Pauline Frederick Reporting: A Pioneering Broadcaster Covers the Cold War
ISBN: 9781612346786
Platform/Publisher: JSTOR / University of Nebraska Press
Digital rights: Users: unlimited; Printing: chapter; Download: chapter
Subjects: Frederick Pauline; Women journalists -- United States -- Biography; Cold War -- Press coverage -- United States;

Pauline Frederick Reporting is the biography of the life and career of the first woman to become a network news correspondent. After no less an authority than Edward R. Murrow told her there was no place for her in broadcasting, Pauline Frederick (1908--90) cracked the good old boys' club through determination and years of hard work, eventually becoming a trusted voice to millions of television viewers.

During Frederick's nearly fifty years as a journalist, she interviewed a young Fidel Castro, covered the Nuremberg trials, interpreted diplomatic actions at the United Nations, and was the first woman to moderate a presidential debate.

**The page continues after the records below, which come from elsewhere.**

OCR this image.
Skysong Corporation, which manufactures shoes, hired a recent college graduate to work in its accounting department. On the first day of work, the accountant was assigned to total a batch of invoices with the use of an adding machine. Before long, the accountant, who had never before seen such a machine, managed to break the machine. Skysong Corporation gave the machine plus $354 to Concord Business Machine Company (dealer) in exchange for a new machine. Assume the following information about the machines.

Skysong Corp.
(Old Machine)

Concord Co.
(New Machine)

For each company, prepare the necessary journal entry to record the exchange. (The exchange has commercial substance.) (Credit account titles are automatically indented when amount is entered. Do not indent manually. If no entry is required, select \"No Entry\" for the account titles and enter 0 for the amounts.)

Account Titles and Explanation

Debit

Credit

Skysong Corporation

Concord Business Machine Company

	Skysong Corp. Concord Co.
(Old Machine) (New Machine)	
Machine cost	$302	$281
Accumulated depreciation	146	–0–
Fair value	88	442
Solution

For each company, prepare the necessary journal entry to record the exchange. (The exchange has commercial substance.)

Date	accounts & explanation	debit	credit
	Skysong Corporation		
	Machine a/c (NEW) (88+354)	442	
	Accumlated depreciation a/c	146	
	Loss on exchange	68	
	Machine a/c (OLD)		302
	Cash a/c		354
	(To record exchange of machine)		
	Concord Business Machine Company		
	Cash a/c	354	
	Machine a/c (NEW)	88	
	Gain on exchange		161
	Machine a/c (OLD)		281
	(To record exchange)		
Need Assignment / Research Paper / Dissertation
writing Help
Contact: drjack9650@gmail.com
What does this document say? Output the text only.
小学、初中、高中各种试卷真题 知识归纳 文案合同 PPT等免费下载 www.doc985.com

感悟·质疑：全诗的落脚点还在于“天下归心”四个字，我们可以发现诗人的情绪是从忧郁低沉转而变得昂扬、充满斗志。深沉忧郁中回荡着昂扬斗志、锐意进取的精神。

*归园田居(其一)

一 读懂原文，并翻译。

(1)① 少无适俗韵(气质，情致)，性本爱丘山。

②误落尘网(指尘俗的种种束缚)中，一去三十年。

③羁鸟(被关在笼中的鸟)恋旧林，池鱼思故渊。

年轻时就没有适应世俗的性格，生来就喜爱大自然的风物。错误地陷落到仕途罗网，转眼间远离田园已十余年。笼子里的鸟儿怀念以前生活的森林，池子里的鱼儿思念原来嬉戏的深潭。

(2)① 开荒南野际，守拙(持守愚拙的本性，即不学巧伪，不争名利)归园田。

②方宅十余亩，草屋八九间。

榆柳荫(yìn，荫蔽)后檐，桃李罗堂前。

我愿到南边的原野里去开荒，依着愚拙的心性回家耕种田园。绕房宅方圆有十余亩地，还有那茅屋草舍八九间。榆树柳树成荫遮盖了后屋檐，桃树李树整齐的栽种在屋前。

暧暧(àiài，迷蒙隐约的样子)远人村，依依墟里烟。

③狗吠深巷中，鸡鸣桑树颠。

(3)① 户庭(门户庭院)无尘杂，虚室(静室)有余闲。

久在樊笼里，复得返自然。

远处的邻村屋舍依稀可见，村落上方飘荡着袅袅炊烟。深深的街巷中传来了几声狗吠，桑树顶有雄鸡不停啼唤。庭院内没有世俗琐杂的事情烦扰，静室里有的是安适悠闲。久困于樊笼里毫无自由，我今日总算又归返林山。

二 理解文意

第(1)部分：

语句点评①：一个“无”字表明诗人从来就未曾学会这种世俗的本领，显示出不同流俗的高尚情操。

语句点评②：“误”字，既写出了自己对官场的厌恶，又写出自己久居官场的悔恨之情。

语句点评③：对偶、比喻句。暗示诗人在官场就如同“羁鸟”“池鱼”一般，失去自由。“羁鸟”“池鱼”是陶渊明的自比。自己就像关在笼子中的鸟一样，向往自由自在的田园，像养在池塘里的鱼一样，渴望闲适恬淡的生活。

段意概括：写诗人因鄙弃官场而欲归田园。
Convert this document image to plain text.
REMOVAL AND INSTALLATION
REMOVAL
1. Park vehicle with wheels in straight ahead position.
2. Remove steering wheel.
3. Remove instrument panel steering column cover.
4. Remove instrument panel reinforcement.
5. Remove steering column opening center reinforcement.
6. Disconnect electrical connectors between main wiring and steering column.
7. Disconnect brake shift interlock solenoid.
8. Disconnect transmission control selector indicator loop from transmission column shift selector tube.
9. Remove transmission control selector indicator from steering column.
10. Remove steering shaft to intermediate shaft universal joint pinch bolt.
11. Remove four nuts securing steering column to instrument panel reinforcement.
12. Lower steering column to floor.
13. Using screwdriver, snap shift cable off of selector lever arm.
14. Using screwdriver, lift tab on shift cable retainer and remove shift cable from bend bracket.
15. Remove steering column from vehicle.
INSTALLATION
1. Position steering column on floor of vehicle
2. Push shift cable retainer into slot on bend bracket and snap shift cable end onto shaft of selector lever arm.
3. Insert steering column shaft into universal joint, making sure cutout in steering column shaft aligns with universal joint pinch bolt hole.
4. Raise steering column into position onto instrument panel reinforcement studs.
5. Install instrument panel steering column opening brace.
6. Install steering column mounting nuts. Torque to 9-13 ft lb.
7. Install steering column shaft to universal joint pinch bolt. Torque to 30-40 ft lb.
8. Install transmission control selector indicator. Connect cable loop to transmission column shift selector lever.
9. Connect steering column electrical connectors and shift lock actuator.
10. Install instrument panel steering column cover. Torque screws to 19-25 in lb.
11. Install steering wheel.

The life of this pivotal figure in American journalism provides an inside perspective on the growth and political maneuverings of television networks as well as Frederick's relationships with iconic NBC broadcast figures David Brinkley, Chet Huntley, and others.

Although Frederick repeatedly insisted that she would trade her career, glamorous as it was, to have a family, a series of romances ended in heartache when she did indeed choose her work over love. At the age of sixty-one, however, she married and attained the family life she had always wanted. Her story is one for all modern women striving to balance career and family.

 


MARILYN S. GREENWALD is a professor of journalism at the E. W. Scripps School of Journalism, Ohio University. She is the coauthor of The Big Chill: Investigative Reporting in the Current Media Environment and the award-winning book A Woman of the Times: Journalism, Feminism, and the Career of Charlotte Curtis . MARLENE SANDERS, a three-time Emmy Award winner, is a correspondent, producer, writer, and former news executive who broke barriers for women throughout her career.